In the Hapū Māmā Village initiative we learnt that the greatest consistencies in maternal healthcare is in the inconsistency of experience. This was amplified during COVID. Māmā told us finding a midwife and a midwife that was the right fit for their whānau was hard, causing frustration and increased anxiety. Whānau want to see more villages established in community where peer to peer support, Māori healthcare and mātauranga Māori options are available for Māmā and Pāpā. The insights and recommendations from this mahi will also be launched early next year.




In the last year we have produced the following publications and engaged at a regional or national level in the various movements for change:

  • Led the National Kai Community of Practice, Healthy Families New Zealand to design and develop our National Kai Impact Report. This report provides a snapshot of community led solutions activated across the motu developing alternative ways to address “food poverty”. The call to action is for policy and decision makers, influencers and iwi to join the movement and shift the systemic roadblocks to a healthier and equitable food system.

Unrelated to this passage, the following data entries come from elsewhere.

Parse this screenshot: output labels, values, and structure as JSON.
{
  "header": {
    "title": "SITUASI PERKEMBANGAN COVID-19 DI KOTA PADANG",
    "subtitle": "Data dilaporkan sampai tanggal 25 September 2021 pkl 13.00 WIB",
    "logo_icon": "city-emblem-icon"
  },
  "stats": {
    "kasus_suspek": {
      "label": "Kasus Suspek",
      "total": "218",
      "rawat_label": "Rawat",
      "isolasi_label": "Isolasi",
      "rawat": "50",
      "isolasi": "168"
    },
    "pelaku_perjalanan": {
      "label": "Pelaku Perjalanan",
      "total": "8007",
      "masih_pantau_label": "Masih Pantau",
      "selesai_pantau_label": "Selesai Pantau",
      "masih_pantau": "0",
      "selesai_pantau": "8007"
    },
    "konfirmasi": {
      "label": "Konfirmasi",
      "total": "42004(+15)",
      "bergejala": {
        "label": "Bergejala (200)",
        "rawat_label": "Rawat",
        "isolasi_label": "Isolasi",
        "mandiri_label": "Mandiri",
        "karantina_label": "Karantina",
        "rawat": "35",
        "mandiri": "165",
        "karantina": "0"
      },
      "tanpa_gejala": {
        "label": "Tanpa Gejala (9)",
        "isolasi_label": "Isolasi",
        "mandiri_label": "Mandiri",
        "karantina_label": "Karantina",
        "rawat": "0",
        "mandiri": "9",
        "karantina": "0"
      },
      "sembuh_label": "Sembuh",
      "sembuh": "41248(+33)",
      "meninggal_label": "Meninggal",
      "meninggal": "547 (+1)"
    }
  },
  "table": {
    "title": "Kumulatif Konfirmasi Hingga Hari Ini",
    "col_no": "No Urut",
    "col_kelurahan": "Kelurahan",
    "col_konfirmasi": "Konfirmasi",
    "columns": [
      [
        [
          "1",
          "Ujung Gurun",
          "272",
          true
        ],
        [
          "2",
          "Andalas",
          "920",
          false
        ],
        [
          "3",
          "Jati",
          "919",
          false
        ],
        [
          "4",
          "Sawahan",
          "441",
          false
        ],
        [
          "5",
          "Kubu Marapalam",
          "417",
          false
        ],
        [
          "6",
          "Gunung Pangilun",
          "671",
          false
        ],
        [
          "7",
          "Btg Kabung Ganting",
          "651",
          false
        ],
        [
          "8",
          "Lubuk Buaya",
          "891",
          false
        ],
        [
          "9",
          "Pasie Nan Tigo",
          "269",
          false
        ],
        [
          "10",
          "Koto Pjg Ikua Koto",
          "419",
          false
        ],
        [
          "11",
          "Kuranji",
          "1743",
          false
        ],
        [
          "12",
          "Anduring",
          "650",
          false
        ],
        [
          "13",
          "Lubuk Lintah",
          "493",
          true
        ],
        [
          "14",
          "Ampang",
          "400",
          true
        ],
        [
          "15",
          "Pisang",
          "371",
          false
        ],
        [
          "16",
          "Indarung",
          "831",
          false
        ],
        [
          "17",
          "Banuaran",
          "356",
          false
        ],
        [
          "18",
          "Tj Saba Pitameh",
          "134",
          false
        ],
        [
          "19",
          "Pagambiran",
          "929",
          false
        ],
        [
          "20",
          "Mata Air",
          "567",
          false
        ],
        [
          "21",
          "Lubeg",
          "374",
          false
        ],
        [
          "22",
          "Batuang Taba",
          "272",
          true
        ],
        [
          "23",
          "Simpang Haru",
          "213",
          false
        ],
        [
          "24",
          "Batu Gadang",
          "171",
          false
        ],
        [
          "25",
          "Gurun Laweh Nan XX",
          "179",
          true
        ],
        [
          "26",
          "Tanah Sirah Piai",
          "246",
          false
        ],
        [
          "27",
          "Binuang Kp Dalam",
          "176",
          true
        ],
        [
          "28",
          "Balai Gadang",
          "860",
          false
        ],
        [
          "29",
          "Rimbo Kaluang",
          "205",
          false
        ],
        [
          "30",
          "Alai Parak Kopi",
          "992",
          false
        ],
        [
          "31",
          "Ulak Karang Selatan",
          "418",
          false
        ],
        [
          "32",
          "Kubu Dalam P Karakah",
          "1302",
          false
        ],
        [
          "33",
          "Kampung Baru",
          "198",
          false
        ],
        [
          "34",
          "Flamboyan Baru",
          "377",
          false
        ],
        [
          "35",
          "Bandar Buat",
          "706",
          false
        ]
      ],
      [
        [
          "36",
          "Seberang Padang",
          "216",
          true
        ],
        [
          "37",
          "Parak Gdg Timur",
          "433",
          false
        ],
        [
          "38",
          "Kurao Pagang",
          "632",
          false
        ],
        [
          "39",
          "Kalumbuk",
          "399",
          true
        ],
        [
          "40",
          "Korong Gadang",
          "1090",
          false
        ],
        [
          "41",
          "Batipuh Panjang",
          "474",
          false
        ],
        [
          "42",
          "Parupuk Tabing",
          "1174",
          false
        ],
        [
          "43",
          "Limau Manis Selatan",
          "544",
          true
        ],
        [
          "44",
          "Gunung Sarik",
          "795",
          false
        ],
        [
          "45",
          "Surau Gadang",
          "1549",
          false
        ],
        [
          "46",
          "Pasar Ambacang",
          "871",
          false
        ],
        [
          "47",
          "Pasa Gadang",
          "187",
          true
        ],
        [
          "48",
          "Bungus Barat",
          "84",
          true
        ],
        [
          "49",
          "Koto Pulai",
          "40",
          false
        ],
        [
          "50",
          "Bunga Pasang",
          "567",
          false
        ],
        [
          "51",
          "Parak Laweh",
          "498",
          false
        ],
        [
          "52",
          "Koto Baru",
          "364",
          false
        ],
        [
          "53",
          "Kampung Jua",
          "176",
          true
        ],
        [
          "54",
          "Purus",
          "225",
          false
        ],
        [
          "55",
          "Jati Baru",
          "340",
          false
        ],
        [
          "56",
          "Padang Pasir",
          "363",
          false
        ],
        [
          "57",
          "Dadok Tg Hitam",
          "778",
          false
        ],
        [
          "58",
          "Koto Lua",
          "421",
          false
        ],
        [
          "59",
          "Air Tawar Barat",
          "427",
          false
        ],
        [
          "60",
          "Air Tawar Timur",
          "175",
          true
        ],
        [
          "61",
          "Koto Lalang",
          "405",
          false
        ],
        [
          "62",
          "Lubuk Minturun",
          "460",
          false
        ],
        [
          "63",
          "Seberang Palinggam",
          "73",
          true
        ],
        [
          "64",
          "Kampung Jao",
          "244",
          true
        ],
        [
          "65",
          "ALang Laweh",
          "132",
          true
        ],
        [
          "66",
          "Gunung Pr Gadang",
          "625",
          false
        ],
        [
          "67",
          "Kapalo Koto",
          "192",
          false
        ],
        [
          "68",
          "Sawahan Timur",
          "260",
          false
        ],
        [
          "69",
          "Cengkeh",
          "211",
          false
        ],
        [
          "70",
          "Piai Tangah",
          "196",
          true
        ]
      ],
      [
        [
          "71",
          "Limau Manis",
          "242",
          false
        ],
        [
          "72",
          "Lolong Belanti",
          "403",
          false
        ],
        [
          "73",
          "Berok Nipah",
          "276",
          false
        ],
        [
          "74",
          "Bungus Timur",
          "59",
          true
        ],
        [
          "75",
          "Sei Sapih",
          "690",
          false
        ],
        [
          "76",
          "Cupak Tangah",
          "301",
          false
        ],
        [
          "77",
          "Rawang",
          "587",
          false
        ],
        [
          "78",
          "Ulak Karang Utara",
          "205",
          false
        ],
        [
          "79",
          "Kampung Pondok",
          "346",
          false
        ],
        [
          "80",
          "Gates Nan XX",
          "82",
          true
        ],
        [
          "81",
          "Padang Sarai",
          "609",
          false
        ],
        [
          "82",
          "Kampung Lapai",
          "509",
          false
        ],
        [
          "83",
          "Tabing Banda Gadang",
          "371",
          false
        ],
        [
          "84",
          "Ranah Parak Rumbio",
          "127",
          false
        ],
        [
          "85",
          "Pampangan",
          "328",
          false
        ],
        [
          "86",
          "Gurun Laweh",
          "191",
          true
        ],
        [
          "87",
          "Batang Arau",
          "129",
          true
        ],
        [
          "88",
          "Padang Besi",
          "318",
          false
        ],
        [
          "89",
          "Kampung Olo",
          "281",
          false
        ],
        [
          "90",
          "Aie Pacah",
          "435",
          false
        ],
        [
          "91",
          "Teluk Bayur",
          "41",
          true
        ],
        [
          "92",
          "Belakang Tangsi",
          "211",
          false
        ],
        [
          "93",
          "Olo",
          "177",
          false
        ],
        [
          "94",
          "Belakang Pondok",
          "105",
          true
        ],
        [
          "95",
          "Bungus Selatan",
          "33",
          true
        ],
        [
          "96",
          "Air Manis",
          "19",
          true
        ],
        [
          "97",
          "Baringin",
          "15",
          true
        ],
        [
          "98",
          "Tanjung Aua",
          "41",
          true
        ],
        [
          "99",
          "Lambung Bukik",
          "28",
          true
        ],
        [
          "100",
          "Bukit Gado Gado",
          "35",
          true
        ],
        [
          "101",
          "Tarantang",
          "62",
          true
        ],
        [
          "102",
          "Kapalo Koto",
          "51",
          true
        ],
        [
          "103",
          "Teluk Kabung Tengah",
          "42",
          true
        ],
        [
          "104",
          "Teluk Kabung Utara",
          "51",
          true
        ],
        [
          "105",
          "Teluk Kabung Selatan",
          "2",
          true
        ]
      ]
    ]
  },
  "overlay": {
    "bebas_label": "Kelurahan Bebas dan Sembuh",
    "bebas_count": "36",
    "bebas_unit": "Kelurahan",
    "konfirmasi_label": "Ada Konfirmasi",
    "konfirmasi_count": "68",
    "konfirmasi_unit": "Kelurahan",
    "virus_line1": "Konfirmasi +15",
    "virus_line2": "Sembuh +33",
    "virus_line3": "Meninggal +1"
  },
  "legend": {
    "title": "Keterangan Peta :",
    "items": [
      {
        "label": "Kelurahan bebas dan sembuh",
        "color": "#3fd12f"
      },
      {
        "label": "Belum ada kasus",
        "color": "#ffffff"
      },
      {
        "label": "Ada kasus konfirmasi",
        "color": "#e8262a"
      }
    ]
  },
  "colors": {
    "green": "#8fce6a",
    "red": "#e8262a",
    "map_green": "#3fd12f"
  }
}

  • Produced the Compelling Case for Change: A Regenerative Kai System – supported with local examples. This document assists leaders to shift their attention and focus towards a more environmentally sustainable and healthy approach for transforming the local food system, and therefore improving the health and wellbeing of our communities.

  • Produced two sets of insights from SHOTCUZ, a rangatahi-led approach to engaging young people and their whānau in kōrero about COVID and their questions about COVID vaccinations. SHOTCUZ worked alongside Te Waipuna mobile teams.

  • Presented Maramataka in Action in a regional roadshow aligned with the Puanga Matariki period. Shared the insights gathered with almost 8,000 whānau from around the motu using maramataka as a process and framework.

  • Invited as guest speaker in national webinars, podcasts, and forums to share how we prioritise mātauranga Māori as health prevention solutions.

Highlights

  • Supporting the Growing Collective Wellbeing [Regional Suicide Prevention Strategy].

  • Supporting a whole of region-whole of sector approach to collaboratively redesign mental health and addictions service delivery, inclusive of prevention.

  • Prototyping and testing Te Kākano, a tāne rangatahi wellbeing and employability initiative now partnering with iwi to test scalability and sustainability.

  • Partnering internally with Waiora Hinengaro and Te Oranganui Kaimahi in the design of workplace wellbeing for Te Oranganui.

We want to thank the whānau and kaimahi who have shared their stories, time, and creativity on this journey with us. Also, to the services, iwi, Māori and sector professionals for knowing you are enablers of change.